Les défis du recensement au Cameroun : la société civile alerte sur les lacunes
Le quatrième recensement au Cameroun, une entreprise statistique d’envergure, traverse actuellement une période tumultueuse. Initialement prévu pour se conclure le 29 mai, l’exercice de dénombrement de la population et de l’habitat a été prolongé de deux mois par un décret émis par le chef du gouvernement, Joseph Dion Ngute. Loin d’apaiser les esprits, cette décision a ravivé les critiques d’une partie de la société civile, qui dénonce une organisation défaillante pour un projet pourtant fondamental à l’élaboration des politiques publiques.
Philippe Nanga, coordinateur de l’organisation non gouvernementale Un Monde Avenir, n’a pas hésité à exprimer son désaccord. Il a qualifié le processus de « cacophonie générale », soulignant son caractère vital pour la planification nationale. Le représentant associatif a mis en lumière un exemple frappant de désordre logistique : dans la capitale économique, Douala, des agents recenseurs ont cessé leurs activités après une dizaine de jours sur le terrain, n’ayant reçu aucune rémunération.
Un exercice statistique crucial sous haute tension
Pour toute nation, le recensement représente la base de l’action gouvernementale.
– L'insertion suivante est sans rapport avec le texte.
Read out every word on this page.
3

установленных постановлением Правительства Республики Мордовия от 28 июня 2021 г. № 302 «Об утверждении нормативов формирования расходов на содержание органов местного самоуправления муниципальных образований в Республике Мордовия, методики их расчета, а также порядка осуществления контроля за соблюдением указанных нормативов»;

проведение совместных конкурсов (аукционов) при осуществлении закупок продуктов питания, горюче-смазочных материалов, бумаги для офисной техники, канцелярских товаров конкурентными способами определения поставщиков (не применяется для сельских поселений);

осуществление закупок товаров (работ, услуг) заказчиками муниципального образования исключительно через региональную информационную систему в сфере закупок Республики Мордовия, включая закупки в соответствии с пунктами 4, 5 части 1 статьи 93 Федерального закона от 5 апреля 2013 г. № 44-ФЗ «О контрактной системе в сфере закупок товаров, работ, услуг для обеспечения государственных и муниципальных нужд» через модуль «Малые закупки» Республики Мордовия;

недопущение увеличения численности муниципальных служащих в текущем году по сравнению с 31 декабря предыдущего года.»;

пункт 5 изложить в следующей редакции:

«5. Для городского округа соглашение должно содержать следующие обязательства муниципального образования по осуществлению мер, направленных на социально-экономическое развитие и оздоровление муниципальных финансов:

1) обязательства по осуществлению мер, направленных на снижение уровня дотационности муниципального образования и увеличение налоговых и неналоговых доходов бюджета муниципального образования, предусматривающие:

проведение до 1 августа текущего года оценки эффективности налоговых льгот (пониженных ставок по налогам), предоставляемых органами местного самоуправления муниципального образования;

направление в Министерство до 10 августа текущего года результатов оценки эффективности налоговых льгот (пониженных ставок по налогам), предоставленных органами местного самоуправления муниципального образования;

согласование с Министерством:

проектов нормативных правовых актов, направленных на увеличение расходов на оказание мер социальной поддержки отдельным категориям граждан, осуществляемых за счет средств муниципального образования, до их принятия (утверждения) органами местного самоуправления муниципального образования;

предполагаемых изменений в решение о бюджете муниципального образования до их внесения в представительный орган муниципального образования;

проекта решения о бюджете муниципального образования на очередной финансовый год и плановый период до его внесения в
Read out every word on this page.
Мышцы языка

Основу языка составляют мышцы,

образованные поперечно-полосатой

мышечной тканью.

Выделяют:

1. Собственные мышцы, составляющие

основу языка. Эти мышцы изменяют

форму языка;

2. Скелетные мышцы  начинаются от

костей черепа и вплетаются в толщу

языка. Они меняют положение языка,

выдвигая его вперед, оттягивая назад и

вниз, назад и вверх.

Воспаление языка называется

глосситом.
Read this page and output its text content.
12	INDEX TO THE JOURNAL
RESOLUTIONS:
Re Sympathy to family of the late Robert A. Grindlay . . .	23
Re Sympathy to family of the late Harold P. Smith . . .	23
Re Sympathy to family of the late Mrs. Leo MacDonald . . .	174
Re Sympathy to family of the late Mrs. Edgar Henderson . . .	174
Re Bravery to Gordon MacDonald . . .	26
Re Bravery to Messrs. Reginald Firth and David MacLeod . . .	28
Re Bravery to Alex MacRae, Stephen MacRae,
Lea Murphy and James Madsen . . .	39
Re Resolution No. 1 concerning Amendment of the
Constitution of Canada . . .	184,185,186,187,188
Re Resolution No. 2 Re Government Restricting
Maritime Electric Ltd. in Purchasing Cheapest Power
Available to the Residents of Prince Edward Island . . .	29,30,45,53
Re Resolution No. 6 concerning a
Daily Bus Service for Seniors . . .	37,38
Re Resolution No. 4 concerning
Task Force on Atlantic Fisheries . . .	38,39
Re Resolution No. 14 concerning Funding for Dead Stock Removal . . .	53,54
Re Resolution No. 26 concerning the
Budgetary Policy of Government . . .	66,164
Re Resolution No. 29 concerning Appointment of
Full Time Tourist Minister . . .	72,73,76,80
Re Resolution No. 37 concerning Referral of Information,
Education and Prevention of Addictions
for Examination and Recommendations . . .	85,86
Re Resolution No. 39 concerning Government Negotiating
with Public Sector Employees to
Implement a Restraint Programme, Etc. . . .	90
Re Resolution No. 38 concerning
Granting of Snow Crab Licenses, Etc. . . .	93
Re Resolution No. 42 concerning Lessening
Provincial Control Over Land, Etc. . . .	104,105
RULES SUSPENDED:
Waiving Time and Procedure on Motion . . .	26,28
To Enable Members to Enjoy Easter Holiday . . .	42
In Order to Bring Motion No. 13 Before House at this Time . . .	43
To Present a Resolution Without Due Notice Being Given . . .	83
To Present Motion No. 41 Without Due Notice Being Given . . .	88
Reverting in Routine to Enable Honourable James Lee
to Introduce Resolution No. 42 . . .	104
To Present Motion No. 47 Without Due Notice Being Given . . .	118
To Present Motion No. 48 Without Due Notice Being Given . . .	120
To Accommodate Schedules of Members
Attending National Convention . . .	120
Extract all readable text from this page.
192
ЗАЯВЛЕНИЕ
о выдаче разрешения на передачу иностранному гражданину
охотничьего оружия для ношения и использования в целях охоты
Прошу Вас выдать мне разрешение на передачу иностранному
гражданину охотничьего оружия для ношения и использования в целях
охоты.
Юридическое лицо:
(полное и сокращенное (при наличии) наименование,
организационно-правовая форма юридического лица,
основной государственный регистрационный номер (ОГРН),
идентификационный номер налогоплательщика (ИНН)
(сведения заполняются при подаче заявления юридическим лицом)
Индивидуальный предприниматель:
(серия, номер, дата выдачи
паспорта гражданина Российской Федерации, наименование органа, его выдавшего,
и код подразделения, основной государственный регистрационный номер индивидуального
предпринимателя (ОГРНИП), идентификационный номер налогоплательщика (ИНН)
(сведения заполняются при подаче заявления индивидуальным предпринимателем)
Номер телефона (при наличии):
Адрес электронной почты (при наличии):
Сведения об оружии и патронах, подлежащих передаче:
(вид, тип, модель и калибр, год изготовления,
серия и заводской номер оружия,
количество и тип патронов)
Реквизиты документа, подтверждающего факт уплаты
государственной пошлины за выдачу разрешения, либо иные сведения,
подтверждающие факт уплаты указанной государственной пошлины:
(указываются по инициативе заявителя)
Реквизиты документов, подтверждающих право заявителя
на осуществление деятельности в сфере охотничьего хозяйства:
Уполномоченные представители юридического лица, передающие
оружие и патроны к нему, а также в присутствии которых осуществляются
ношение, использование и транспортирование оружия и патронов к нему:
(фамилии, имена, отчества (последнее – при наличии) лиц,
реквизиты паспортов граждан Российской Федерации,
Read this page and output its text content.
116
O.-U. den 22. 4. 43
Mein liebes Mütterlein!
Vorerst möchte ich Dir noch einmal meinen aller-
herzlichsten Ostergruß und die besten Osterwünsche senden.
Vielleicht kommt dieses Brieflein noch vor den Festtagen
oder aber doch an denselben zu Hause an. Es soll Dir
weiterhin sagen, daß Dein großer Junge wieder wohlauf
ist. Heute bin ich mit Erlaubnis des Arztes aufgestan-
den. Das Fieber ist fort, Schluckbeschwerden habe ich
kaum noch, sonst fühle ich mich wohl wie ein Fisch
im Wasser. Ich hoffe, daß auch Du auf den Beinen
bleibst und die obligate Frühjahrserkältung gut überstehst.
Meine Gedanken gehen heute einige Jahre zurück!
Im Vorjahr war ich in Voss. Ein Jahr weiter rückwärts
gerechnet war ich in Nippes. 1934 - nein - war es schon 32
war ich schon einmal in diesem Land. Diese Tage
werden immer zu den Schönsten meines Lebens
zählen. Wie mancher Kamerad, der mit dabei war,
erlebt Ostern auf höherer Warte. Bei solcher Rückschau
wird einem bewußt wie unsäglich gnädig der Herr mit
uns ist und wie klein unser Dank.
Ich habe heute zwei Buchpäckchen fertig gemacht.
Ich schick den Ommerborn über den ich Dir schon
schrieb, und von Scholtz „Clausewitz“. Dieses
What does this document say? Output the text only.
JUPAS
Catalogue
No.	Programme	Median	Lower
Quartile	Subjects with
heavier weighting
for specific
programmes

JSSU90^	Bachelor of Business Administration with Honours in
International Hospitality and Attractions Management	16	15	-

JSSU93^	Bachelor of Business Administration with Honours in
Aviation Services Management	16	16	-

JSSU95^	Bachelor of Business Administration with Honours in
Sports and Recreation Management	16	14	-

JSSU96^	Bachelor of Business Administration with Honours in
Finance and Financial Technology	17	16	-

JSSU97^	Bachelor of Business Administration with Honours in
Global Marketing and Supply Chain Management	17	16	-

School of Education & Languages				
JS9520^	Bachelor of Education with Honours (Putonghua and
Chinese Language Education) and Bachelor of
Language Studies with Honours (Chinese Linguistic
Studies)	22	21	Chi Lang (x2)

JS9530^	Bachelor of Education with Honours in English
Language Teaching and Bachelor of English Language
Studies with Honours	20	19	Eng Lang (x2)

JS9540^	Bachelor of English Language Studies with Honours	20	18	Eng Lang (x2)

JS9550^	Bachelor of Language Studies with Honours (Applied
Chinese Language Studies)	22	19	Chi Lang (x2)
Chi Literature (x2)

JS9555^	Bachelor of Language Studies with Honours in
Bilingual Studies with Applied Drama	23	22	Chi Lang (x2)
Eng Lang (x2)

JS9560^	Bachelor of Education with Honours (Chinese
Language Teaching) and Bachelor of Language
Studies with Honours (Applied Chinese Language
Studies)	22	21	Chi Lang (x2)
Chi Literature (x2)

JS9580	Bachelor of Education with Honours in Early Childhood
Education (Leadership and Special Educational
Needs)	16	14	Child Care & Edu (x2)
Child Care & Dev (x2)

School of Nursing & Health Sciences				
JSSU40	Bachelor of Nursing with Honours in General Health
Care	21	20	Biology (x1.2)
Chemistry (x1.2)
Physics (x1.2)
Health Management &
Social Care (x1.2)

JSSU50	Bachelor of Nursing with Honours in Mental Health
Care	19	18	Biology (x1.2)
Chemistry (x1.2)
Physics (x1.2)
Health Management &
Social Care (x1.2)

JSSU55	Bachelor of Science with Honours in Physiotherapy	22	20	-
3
Il détermine le découpage électoral, l’attribution des enveloppes budgétaires aux collectivités territoriales, la planification des infrastructures éducatives et sanitaires, ainsi que la fiabilité des projections macroéconomiques. Le Cameroun, dont le dernier dénombrement officiel remonte à 2005, souffre depuis plusieurs années d’un manque de données démographiques actualisées. L’importance de cette quatrième édition allait donc bien au-delà d’une simple mise à jour numérique.
La prolongation de deux mois révèle implicitement l’ampleur des difficultés rencontrées sur le terrain. Une couverture incomplète des zones rurales, des retards dans l’acheminement du matériel, et une formation insuffisante de certains enquêteurs ont constitué des obstacles majeurs depuis le lancement de l’opération. Le mouvement de protestation des agents de Douala, quant à lui, illustre une vulnérabilité plus profonde : celle de la gestion des paiements et des ressources humaines mobilisées pour un chantier d’une telle envergure.
La société civile, garante d’un processus essentiel
À travers Un Monde Avenir, Philippe Nanga incarne cette vigilance citoyenne des organisations camerounaises qui examinent attentivement les processus institutionnels majeurs. Sa prise de parole vise moins à discréditer l’opération qu’à exiger des comptes sur sa mise en œuvre. Au-delà de la dénonciation, une question fondamentale se pose : les résultats obtenus dans ces conditions seront-ils statistiquement fiables et politiquement incontestables ? Cette interrogation n’est pas anodine dans un pays où les contestations autour des chiffres officiels, qu’ils soient démographiques ou électoraux, sont fréquentes.
La prolongation décidée par la primature offre en théorie une opportunité de rattrapage. Cependant, il est impératif que les ressources financières nécessaires soient allouées. Les ONG qui suivent le processus alertent sur le risque qu’une opération menée à la hâte ne fournisse, au final, qu’une image partielle de la population camerounaise. Or, les partenaires internationaux tels que la Banque mondiale ou le Fonds des Nations unies pour la population (UNFPA), qui soutiennent traditionnellement ce type d’exercice sur le continent, surveillent également la rigueur méthodologique des dénombrements nationaux.
Un appel pressant aux autorités publiques
Au-delà du cas spécifique du Cameroun, ce débat met en lumière un défi partagé par plusieurs États d’Afrique francophone : organiser des recensements exhaustifs dans des contextes marqués par des contraintes budgétaires strictes, des territoires difficiles d’accès et des enjeux sécuritaires dans certaines régions. Le précédent recensement au Cameroun, celui de 2005, avait déjà connu des reports successifs avant la publication de ses résultats définitifs en 2010. Deux décennies plus tard, le pays peine encore à inscrire ses opérations statistiques dans des délais réalistes.
Il n’en reste pas moins que l’intervention de Philippe Nanga pourrait peser lourd dans le débat public à mesure que le délai supplémentaire s’écoule. Les autorités sont attendues sur la transparence du dispositif, la régularisation des sommes dues aux agents de terrain et la communication des indicateurs intermédiaires. Sans ces mesures, le quatrième recensement au Cameroun risque d’être davantage retenu dans l’histoire administrative pour ses échecs que pour ses apports scientifiques.